Even if laser trabeculoplasty is successful, most patients continue taking glaucoma medications after surgery. For many, this surgery is not a permanent solution. Nearly half who receive this surgery develop increased eye pressure again within five years. Many people who have had a successful laser trabeculoplasty have a repeat treatment. Laser trabeculoplasty can also be used as a first line of treatment for patients who are unwilling or unable to use glaucoma eyedrops.
Laser iridotomy is recommended for treating people with closed-angle glaucoma and those with very narrow drainage angles. A laser creates a small hole about the size of a pinhead through the top part of the iris to improve the flow of aqueous fluid to the drainage angle. This hole is hidden from view by the upper eyelid.
When laser iridotomy is unable to stop an acute closed-angle glaucoma attack, or is not possible for other reasons, a peripheral iridectomy may be performed. Performed in an operating room, a small piece of the iris is removed, giving the aqueous fluid access to the drainage angle again. Because most cases of closed-angle glaucoma can be treated with glaucoma medications and laser iridotomy, peripheral iridectomy is rarely necessary.
There are a number of ways to treat glaucoma. While some people may experience side effects from glaucoma medications or glaucoma surgery, the risks of side effects should always be balanced with the greater risk of leaving glaucoma untreated and losing vision.
If you have glaucoma, preserving your vision requires strong teamwork between you and your doctor. Your doctor can prescribe treatment, but it’s important to do your part by following your treatment plan closely. Be sure to take your medications as prescribed and see your ophthalmologist regularly.
In trabeculectomy, a flap is first created in the sclera (the white part of the eye). Then a small opening is made into the eye to release fluid from the eye.

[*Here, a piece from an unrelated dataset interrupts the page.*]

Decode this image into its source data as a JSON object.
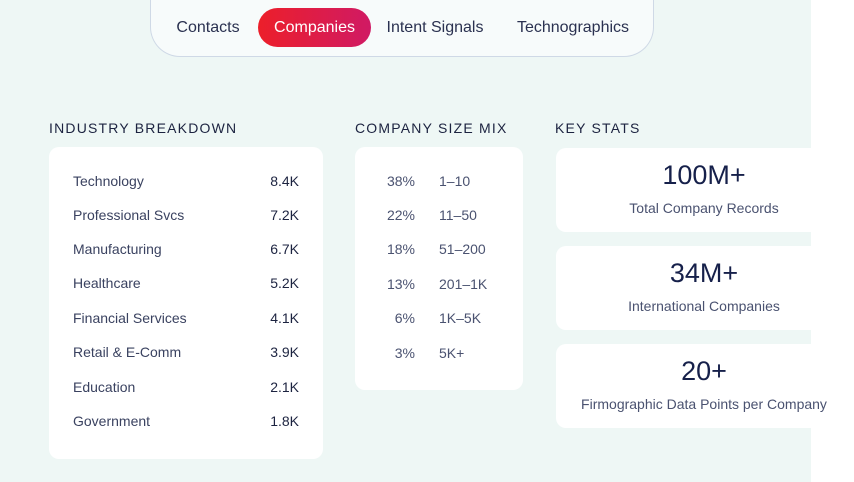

In trabeculectomy, a small flap is made in the sclera (the outer white coating of your eye). A filtration bleb, or reservoir, is created under the conjunctiva – the thin, filmy membrane that covers the white part of your eye. Once created, the bleb looks like a bump or blister on the white part of the eye above the iris, but the upper eyelid usually covers it. The aqueous humor can now drain through the flap made in the sclera and collect in the bleb, where the fluid will be absorbed into blood vessels around the eye. Eye pressure is effectively controlled in three out of four people who have trabeculectomy. Although regular follow-up visits with your doctor are still necessary, many patients no longer need to use eyedrops. If the new drainage channel closes or too much fluid begins to drain from the eye, additional surgery may be needed.
AQUEOUS SHUNT SURGERY
If trabeculectomy cannot be performed, aqueous shunt surgery is usually successful in lowering eye pressure.
An aqueous shunt is a small plastic tube or valve connected on one end to a reservoir (a roundish or oval plate). The shunt is an artificial drainage device and is implanted in the eye through a tiny incision. The shunt redirects aqueous humor to an area beneath the conjunctiva (the thin membrane that covers the inside of your eyelids and the white part of your eye). The fluid is then absorbed into the blood vessels. When healed, the reservoir is not easily seen unless you look downward and lift your eyelid.